Jan
14
2004

News of the first confirmed U.S. case of bovine spongiform encephalopathy (BSE) is prompting pet owners to question the safety of pet food, which can contain infected body parts (brain, spinal cord, and distal ileum). Cats in Europe have contracted feline spongiform encephalopathy (FSE), the feline version of BSE from BSE-infected pet food. And several countries – including Canada – have implemented bans on U.S. pet food imports containing bovine meat and bovine-derived ingredients since the news was announced Dec. 23.

Many pet food manufacturers have issued statements about the safety of their food and some have specified the use of fish and chicken, not beef, as the primary source of protein. Veterinary experts say there is no cause for concern.

No companion animals in the U.S. have been diagnosed with BSE, one of several naturally occurring transmissible spongiform encephalopathies (TSEs) though approximately 100 cats in Europe were diagnosed with FSE. The majority of the cats were diagnosed with FSE in the UK in the early 1990s. After a ban on bovine offal in pet food passed in 1988, cases in cats disappeared, said Alfonso Torres, DVM, MS, PhD, and dean for veterinary public policy, Cornell University College of Veterinary Medicine.

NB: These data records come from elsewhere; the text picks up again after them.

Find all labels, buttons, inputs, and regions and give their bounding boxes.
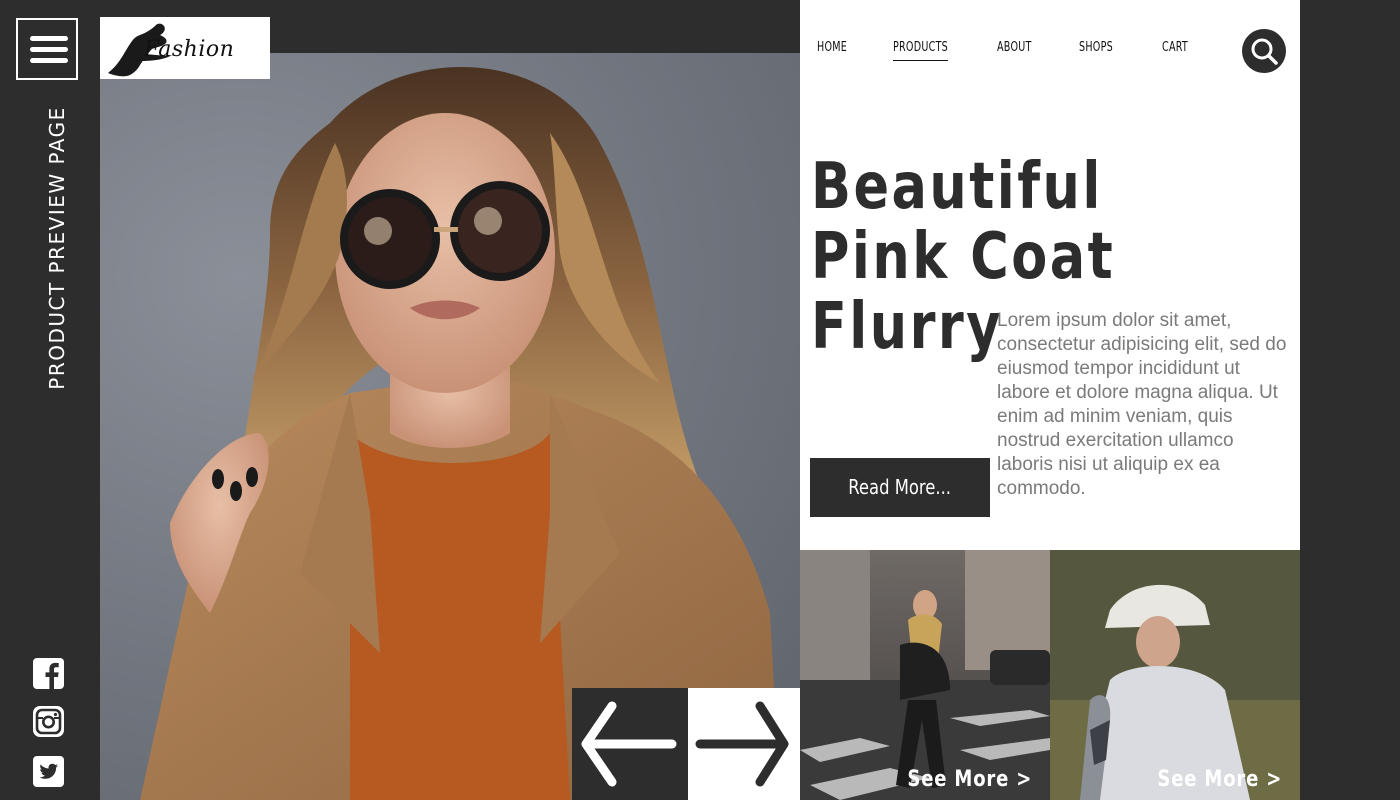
nav-shops[interactable]: SHOPS [1079, 40, 1113, 55]
product-thumbnail[interactable]: See More > [1050, 550, 1300, 800]
title-line: Beautiful [811, 150, 1103, 224]
twitter-icon[interactable] [33, 756, 64, 787]
nav-cart[interactable]: CART [1162, 40, 1188, 55]
left-sidebar: PRODUCT PREVIEW PAGE [0, 0, 100, 800]
carousel-next-button[interactable] [688, 688, 800, 800]
hero-photo [100, 53, 800, 800]
see-more-link[interactable]: See More > [1157, 767, 1282, 792]
read-more-label: Read More... [848, 475, 952, 499]
nav-products[interactable]: PRODUCTS [893, 40, 949, 61]
search-icon [1251, 38, 1278, 65]
hamburger-menu-button[interactable] [16, 18, 78, 80]
outdoor-photo [1050, 550, 1300, 800]
search-button[interactable] [1242, 29, 1286, 73]
arrow-right-icon [695, 701, 789, 787]
facebook-icon[interactable] [33, 658, 64, 689]
menu-bar [30, 47, 68, 52]
carousel-prev-button[interactable] [572, 688, 688, 800]
product-panel: HOME PRODUCTS ABOUT SHOPS CART Beautiful… [800, 0, 1300, 550]
read-more-button[interactable]: Read More... [810, 458, 990, 517]
brand-logo[interactable]: Fashion [100, 17, 270, 79]
street-photo [800, 550, 1050, 800]
page-label: PRODUCT PREVIEW PAGE [45, 106, 69, 390]
menu-bar [30, 36, 68, 41]
nav-home[interactable]: HOME [817, 40, 847, 55]
product-description: Lorem ipsum dolor sit amet, consectetur … [997, 310, 1287, 499]
right-margin [1300, 0, 1400, 800]
see-more-link[interactable]: See More > [907, 767, 1032, 792]
main-nav: HOME PRODUCTS ABOUT SHOPS CART [800, 0, 1300, 100]
logo-wordmark: Fashion [144, 37, 235, 62]
nav-about[interactable]: ABOUT [997, 40, 1032, 55]
product-thumbnail[interactable]: See More > [800, 550, 1050, 800]
instagram-icon[interactable] [33, 706, 64, 737]
title-line: Pink Coat [811, 220, 1116, 294]
arrow-left-icon [581, 701, 677, 787]
menu-bar [30, 58, 68, 63]
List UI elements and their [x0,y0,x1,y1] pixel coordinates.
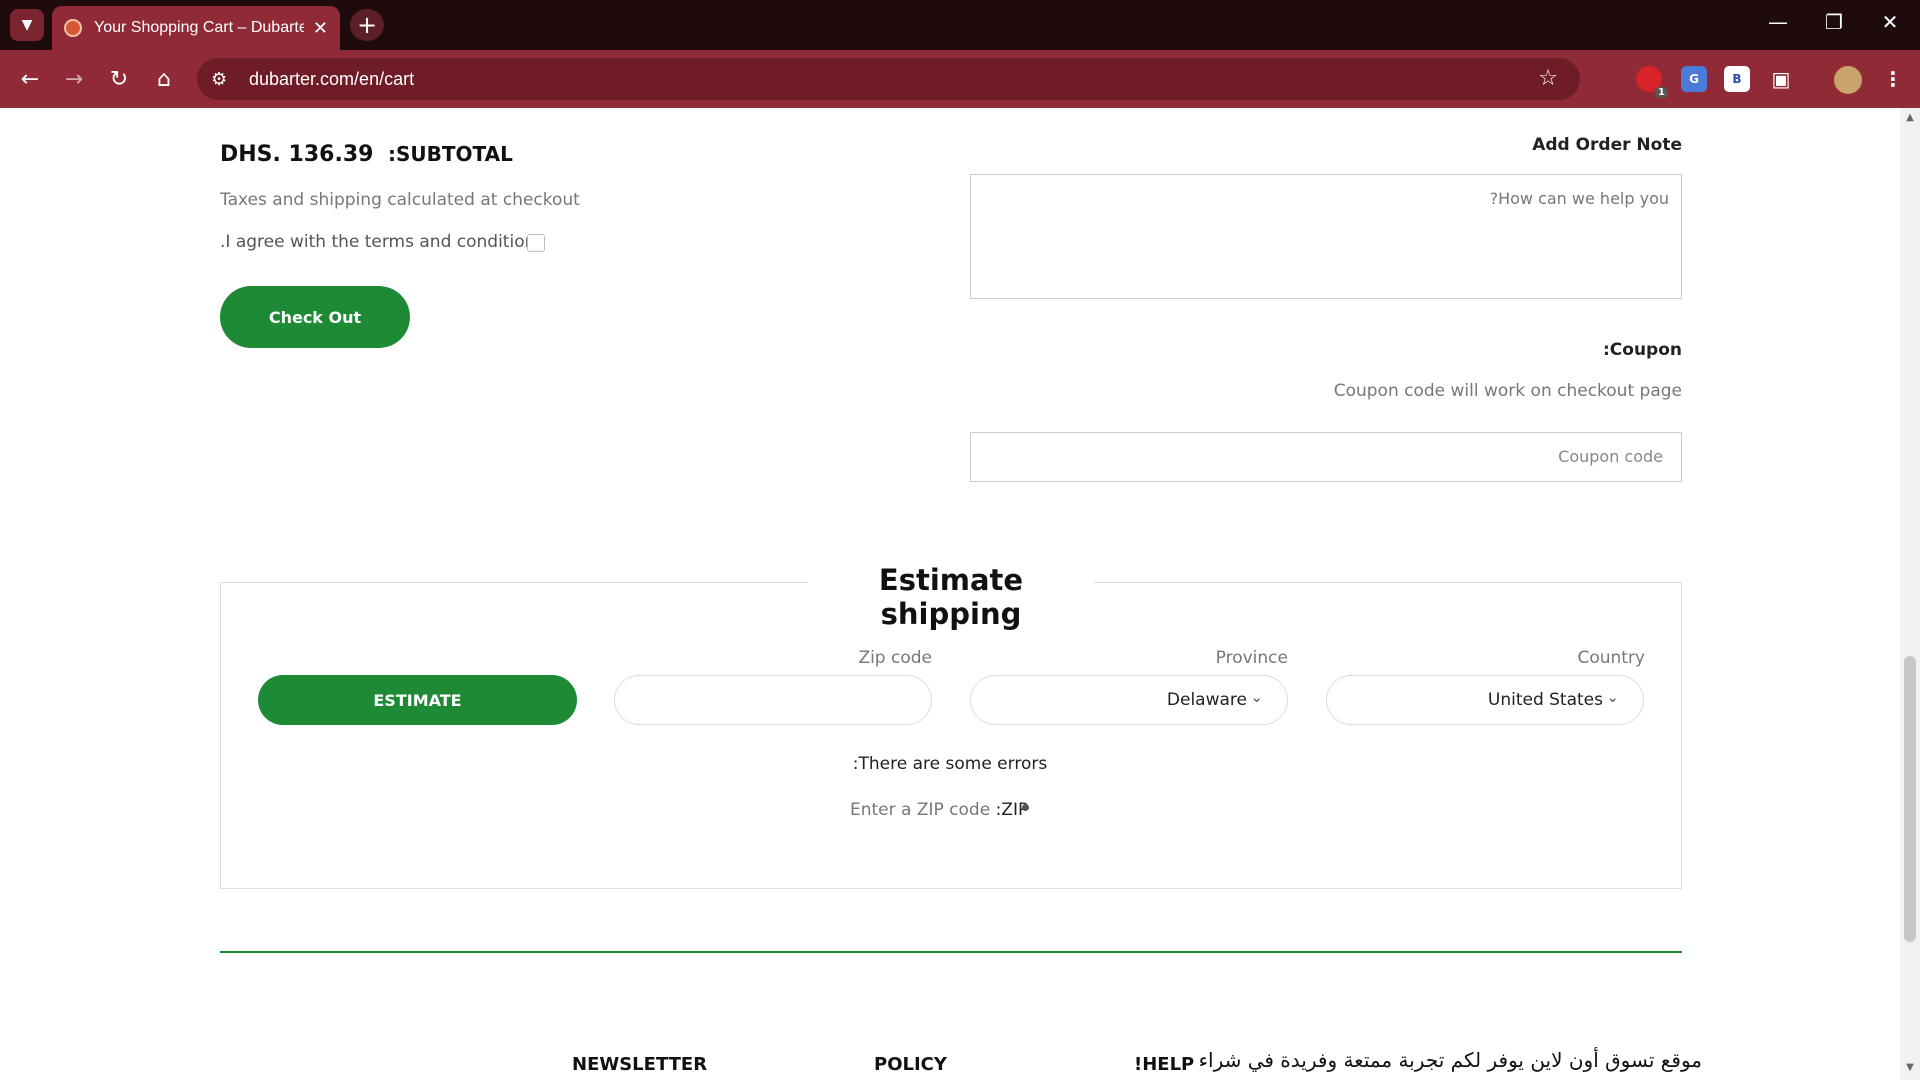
close-icon[interactable]: ✕ [313,18,328,39]
footer-help-heading: !HELP [1134,1054,1195,1075]
tab-title: Your Shopping Cart – Dubarter [94,19,304,36]
scrollbar-thumb[interactable] [1904,656,1916,942]
country-label: Country [1577,648,1645,668]
terms-checkbox[interactable] [527,234,545,252]
address-bar[interactable]: ⚙ dubarter.com/en/cart ☆ [197,58,1580,100]
scroll-down-icon[interactable]: ▼ [1903,1062,1917,1073]
country-value: United States [1487,690,1603,710]
country-select[interactable]: United States ⌄ [1326,675,1644,725]
checkout-button[interactable]: Check Out [220,286,410,348]
home-icon[interactable]: ⌂ [150,65,178,93]
url-text[interactable]: dubarter.com/en/cart [249,69,414,90]
window-close-icon[interactable]: ✕ [1870,10,1910,34]
site-favicon-icon [64,19,82,37]
province-label: Province [1215,648,1288,668]
footer-about-text: موقع تسوق أون لاين يوفر لكم تجربة ممتعة … [1198,1048,1702,1072]
province-value: Delaware [1166,690,1247,710]
extension-b-icon[interactable]: B [1724,66,1750,92]
restore-icon[interactable]: ❐ [1814,10,1854,34]
footer-divider [220,951,1682,953]
error-bullet [1022,804,1029,811]
zip-label: Zip code [858,648,932,668]
subtotal-value: DHS. 136.39 [220,142,374,167]
order-note-label: Add Order Note [1532,135,1682,155]
extensions-puzzle-icon[interactable]: ▣ [1768,66,1794,92]
scroll-up-icon[interactable]: ▲ [1903,112,1917,123]
page-scrollbar[interactable]: ▲ ▼ [1900,108,1920,1080]
more-menu-icon[interactable]: ⋮ [1880,66,1906,92]
new-tab-button[interactable]: + [350,9,384,41]
back-arrow-icon[interactable]: ← [16,65,44,93]
google-translate-icon[interactable]: G [1681,66,1707,92]
chevron-down-icon: ⌄ [1250,688,1263,706]
estimate-button[interactable]: ESTIMATE [258,675,577,725]
coupon-placeholder: Coupon code [1558,447,1663,466]
extension-red-icon[interactable]: 1 [1636,66,1668,98]
profile-avatar[interactable] [1834,66,1862,94]
estimate-shipping-title: Estimate shipping [878,563,1024,631]
errors-title: :There are some errors [852,754,1048,774]
terms-label[interactable]: .I agree with the terms and conditions [220,232,544,252]
forward-arrow-icon[interactable]: → [60,65,88,93]
error-item: Enter a ZIP code :ZIP [850,800,1028,820]
chevron-down-icon: ▼ [21,17,33,33]
chevron-down-icon: ⌄ [1606,688,1619,706]
minimize-icon[interactable]: — [1758,10,1798,34]
order-note-placeholder: ?How can we help you [1489,189,1669,208]
tab-search-button[interactable]: ▼ [10,9,44,41]
error-message: Enter a ZIP code [850,800,991,820]
taxes-note: Taxes and shipping calculated at checkou… [220,190,580,210]
order-note-textarea[interactable]: ?How can we help you [970,174,1682,299]
coupon-label: :Coupon [1602,340,1682,360]
bookmark-star-icon[interactable]: ☆ [1538,66,1558,91]
province-select[interactable]: Delaware ⌄ [970,675,1288,725]
reload-icon[interactable]: ↻ [105,65,133,93]
site-info-icon[interactable]: ⚙ [211,69,235,90]
zip-input[interactable] [614,675,932,725]
coupon-input[interactable]: Coupon code [970,432,1682,482]
browser-tab-active[interactable]: Your Shopping Cart – Dubarter ✕ [52,6,340,50]
browser-tab-bar: ▼ Your Shopping Cart – Dubarter ✕ + — ❐ … [0,0,1920,50]
extension-badge: 1 [1655,87,1668,98]
footer-policy-heading: POLICY [874,1054,947,1075]
subtotal-label: :SUBTOTAL [388,142,513,166]
browser-toolbar: ← → ↻ ⌂ ⚙ dubarter.com/en/cart ☆ 1 G B ▣… [0,50,1920,108]
coupon-hint: Coupon code will work on checkout page [1333,381,1682,401]
footer-newsletter-heading: NEWSLETTER [572,1054,708,1075]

To get the disease, animals and humans must consume large amounts of BSE-contaminated food over several days and exposure does not always ensure transmission, said Torres. “Also, there is information that some cases of FSE may have resulted from feeding cats raw butcher meats, not commercially prepared diets,” he said.

Other companion animals – including dogs, horses, birds and reptiles – are not susceptible to BSE, according to the U.S. Food and Drug Administration (FDA) and veterinary experts. “There is a great deal of variation in species susceptibility to TSEs,” Torres explained. “Dogs, pigs, all birds apparently are resistant to these diseases, and their species-barrier may be higher than for other animal species…. The same is true for many infectious diseases. Our pets do not acquire most human infections and vice versa.”

Citing rigorous national surveillance of cattle in the U.S. and redundant firewalls to prevent a BSE epidemic, some veterinarians say there is no cause for concern about pet food or human food in this country.

“Unless BSE is prevalent in the U.S. there is no reason to be concerned about pet food sources,” said Paul Morley, DVM, PhD, the director of infection control and biosecurity for the Colorado State University Veterinary Teaching Hospital. “It’s a little like smoking around your car. It’s not a problem unless you have a gas leak. And I’m personally confident that this occurrence is a rarity.”

Torres agreed. “Given the systems that the U.S. has put in place since 1989 to prevent the introduction and spread of BSE, and our restrictions upon production of animals and processing of meat for human and pet food, the risk of BSE-contaminated pet food is very small indeed.

BSE news spread rapidly when a Holstein cow born in Canada and raised in Washington State tested positive for BSE on Dec. 23.

Over the last few years the FDA implemented several safety measures to prevent BSE from becoming an epidemic and in 1997 it banned the use of brain, spinal cord and distal ileum from human food and cattle feed in the “animal feed rule.” The rule did not include pet food. Consumer articles have mistakenly reported that the FDA would extend the rule to include pet food in 2007, though there is no plan to do so, according to an FDA Center for Veterinary Medicine (CVM) spokesperson, who added that the BSE-infected cow “did not pose a risk to cats in the U.S. because none of it [the meat] was released into distribution.”

In 2003, when a BSE-positive cow was identified in Canada, the FDA stopped imports of pet foods made from mammalian sources, and a manufacturer recalled pet food that included infected meat. And in 2001 the U.S. banned the import of animal food, including pet food, containing ruminant materials from countries with BSE, according to the CVM.

While the Dec. 23 discovery may be, as some experts expect, the one and only U.S. case of BSE, the commotion opens a door for veterinarians to expand their role with clients.

“It’s an opportunity to reinforce the lines of communication with clients and be seen as more than just dog and cat doctors,” said Morley. “We are trained in areas of zoonotic disease and public health and this is an opportunity to exercise those muscles.”